Very early in the season (in fact, it may have been before the season actually started), Josh Jackson said that this is "the Year of Olivia." When the season started, that definitely seemed to be the case for the first few episodes. However, it seems like now, we are back to the series being very Peter-centric like it was in Season 2, which is fine (I have no problem with that), but it just wasn't what I was expecting. We
do need to know why it is that the Weapon responds to Peter, which is what I was hoping we were going to learn in this episode. That is, of course, not to say that there hasn't been any involvement from Olivia recently, because there certainly has, especially in "Marionette" (3.09), and this week, she reads the other Olivia's case files, which, as Broyles suggests, read like a diary in their explicit statements about how she felt about Peter. I find it really odd, though, how Olivia says that "we're the same," because I disagree with that. I don't think that our Olivia would ever call Peter "PB," for example. I also find it to be incredibly strange that she would have referred to Walter as "kind and brilliant," because did she indeed go soft, after all? My assumption was that she went soft only for Peter, since (a) she fell for him, and (b) he is from her side.

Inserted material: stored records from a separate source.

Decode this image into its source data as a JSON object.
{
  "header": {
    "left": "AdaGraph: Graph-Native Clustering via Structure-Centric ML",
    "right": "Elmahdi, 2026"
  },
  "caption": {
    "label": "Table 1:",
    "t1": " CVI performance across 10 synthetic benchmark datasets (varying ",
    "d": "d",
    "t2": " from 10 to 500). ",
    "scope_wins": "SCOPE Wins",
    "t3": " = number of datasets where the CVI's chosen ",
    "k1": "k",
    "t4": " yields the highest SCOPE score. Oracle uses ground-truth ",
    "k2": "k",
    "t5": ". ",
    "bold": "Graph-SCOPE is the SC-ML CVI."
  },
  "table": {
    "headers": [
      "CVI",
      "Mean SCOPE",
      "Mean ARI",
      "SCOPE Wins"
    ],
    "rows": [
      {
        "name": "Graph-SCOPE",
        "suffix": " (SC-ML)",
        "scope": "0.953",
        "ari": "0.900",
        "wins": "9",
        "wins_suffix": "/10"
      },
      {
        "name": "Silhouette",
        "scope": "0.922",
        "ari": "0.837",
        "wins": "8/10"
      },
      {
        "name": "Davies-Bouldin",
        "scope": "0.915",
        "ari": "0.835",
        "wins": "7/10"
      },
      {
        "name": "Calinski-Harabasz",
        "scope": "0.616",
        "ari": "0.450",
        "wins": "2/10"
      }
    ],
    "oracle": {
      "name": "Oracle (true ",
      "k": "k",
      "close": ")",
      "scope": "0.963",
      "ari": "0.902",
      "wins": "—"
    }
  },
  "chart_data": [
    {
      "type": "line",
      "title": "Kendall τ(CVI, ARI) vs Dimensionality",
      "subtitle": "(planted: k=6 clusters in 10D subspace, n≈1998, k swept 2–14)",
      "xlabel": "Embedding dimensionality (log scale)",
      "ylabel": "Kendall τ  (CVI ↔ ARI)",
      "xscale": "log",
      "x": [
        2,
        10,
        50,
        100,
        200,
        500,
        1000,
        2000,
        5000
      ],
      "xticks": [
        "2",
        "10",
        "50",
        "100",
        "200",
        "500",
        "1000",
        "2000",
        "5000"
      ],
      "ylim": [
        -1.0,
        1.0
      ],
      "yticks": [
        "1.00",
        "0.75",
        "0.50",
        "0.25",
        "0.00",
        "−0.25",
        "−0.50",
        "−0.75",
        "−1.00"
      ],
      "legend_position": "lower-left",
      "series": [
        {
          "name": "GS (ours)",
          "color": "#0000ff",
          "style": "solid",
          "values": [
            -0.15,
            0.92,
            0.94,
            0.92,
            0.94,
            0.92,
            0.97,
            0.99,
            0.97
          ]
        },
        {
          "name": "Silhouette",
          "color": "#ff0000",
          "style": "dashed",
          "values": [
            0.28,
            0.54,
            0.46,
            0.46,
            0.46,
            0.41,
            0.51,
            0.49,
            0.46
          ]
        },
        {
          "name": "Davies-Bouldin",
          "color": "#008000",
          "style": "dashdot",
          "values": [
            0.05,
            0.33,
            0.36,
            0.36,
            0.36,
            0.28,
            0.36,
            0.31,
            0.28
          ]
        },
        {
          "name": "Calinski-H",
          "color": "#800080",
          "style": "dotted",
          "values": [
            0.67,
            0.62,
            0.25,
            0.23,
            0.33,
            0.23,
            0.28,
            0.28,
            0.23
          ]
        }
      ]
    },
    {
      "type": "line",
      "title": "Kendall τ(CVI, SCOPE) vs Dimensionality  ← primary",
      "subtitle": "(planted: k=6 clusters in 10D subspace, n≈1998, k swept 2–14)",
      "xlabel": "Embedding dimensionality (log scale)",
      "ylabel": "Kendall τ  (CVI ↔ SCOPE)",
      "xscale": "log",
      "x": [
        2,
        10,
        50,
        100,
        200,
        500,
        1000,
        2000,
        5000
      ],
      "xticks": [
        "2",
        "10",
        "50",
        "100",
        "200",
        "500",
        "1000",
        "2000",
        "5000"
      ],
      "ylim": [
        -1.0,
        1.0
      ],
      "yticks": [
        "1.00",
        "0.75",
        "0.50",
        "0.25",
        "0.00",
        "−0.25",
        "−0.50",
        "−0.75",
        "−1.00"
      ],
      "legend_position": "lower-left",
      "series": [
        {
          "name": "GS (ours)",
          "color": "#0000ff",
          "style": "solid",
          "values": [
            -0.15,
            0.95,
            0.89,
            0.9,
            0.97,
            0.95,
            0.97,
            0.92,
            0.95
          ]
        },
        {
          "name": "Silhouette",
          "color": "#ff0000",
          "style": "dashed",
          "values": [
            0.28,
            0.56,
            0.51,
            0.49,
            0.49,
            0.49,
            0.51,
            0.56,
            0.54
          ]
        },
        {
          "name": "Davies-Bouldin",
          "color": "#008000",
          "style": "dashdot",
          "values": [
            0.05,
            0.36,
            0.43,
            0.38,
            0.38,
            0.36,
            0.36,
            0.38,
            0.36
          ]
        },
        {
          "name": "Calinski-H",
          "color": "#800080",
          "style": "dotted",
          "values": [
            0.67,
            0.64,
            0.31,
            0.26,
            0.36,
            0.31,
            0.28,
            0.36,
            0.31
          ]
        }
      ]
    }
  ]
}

This episode doesn't deal as greatly with the First People as I was expecting based on the recap, but it does deal quite a bit with the Shapeshifters. Once again, we see one do the "face crunch," which is wildly grotesque and disturbing. Needless to say, it's rather obvious that, in this particular instance, Peter is lucky that he
is so important, because, otherwise, that Shapeshifter near the end of the episode would have had his head, but, again, it's so sad that now, Peter is deceiving Olivia after she just apologized, and that's especially sad due to something that I know that I won't share, having to do with "6B" (3.14). Although, if I were Peter, I would think, "Okay, but where do we stand? Are we back to where we were when we kissed on the Other Side, and if not, what do we need to do to get back there?" That doesn't, however, justify his lying to her, and maybe that's not even what he's thinking at all; maybe he really wants to be with Bolivia. The last observation that I would like to make is that when Brandon tells Nina that Bell had once been looking for a copy of the First People book, her "Ah" leads me to believe that that meant something to her, but I don't think I agree with some that say it was actually her doing. Until "Concentrate and Ask Again" (3.13), stay on the fringe.